Comments of Representative Berman on introduction of the Patent Act of 2005 (HR 2795)
Last Wednesday, on introduction of the Patent Act of 2005 (HR 2795), Congressman Berman made comments on behalf of the original sponsors of the bill. View and/or download a .pdf of the comments here. I will update the PTP Patent Reform Library to include this document.
Here’s a few quick takeaways from the comments:
1. At times, Representative Berman seems to be bending over backwards to make it clear that the bill is simply a starting point while also stressing a need for relatively quick action on the issue.
“We acknowledge that the problems are difficult and, as yet, without agreed-upon solutions. It is clear, however, that introduction of this legislation will focus and advance the discussion….With or without consensus, Congress must act soon to address these problems.”
2. The comments, taken alone, would have you believe that the post-grant review system is a “go” at this point.
“I am pleased that, finally, at least a consensus has emerged among the various collaborators in support of the basic “post grant opposition” approach embodied in the legislation.”
It’s not quite that simple. The existence of the “second window” within which a review of an issued patent can be initiated has been a point of controversy at least since the early hearings by this Congress. This status was confirmed last week at the Conference on Patent Reform. Post grant review is hardly a settled matter.
3. The comments begin to lay out the intent of Congress behind the controversial injunctive relief provision (Section 7 of the bill).
“Section 7 is designed to address the negative effect on innovation created by patent “trolls.””
All comments made on this section of the bill relate to trolls. One problem, though. So far, no definition of “troll” has been offered and those that can be inferred from the language discussed to date are offensively broad.

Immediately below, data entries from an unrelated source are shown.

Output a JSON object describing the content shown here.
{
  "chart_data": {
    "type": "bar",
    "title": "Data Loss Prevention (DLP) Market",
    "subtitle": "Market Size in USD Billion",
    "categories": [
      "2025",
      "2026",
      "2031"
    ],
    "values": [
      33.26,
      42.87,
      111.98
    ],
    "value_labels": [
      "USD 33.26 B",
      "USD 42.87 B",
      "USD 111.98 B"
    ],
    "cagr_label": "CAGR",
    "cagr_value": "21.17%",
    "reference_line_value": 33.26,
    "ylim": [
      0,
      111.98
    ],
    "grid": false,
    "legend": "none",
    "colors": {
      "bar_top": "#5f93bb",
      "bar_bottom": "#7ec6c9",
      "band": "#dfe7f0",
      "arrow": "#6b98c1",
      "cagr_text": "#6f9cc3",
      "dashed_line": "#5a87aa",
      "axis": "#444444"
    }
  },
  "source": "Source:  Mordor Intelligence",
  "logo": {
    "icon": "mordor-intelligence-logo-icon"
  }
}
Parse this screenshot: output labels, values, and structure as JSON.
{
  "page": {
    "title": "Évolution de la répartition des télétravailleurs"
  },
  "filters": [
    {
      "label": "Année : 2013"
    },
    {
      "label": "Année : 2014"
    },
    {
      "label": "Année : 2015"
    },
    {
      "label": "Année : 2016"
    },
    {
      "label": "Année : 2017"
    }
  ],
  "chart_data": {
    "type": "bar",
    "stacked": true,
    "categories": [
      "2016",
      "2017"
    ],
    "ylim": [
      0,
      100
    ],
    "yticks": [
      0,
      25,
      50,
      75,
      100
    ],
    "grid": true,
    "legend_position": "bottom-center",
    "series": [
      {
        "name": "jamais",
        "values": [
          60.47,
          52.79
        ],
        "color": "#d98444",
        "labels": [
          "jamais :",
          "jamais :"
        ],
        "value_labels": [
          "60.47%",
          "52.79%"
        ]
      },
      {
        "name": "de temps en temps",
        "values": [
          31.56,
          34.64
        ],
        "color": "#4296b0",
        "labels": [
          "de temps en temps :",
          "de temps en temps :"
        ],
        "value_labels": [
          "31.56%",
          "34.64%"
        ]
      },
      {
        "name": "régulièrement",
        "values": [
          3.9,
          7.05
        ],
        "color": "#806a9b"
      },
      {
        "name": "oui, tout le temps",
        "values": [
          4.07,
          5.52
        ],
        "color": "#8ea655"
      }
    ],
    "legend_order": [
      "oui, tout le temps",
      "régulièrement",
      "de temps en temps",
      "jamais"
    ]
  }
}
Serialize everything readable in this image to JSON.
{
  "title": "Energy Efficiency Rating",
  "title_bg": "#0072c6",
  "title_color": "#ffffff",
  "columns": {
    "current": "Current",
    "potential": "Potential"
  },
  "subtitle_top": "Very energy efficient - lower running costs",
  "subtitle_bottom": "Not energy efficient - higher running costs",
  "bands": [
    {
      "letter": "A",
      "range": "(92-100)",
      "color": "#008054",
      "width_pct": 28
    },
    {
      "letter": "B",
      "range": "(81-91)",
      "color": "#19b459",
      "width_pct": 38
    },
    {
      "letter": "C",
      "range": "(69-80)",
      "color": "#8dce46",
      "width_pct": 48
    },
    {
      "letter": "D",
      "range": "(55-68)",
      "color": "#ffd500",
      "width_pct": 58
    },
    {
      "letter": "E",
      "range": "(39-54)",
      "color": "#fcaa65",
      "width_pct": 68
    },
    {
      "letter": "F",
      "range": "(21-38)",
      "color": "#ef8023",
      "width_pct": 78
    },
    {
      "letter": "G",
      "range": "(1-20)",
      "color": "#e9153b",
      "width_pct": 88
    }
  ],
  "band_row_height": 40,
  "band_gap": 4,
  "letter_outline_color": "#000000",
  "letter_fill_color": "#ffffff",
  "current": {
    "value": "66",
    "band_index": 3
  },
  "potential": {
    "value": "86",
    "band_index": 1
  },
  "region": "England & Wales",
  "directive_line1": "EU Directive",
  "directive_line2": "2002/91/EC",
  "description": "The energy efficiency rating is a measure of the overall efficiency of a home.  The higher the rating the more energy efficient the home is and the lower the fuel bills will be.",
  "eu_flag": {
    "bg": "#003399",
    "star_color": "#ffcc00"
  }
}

The following comment may start to shed some light on the term, but can hardly be viewed as a definition.
“We have learned of countless situations in which patent holders, making no effort to commercialize their inventions, lurk in the shadows until another party has invested substantial resources in a business or product that may infringe on the unutilized invention. The patent troll then steps out of the shadows and demands that the alleged infringer pay a significant licensing fee to avoid an infringement suit.”
We might just need to decide on meanings for “lurk” and “the shadows” as well.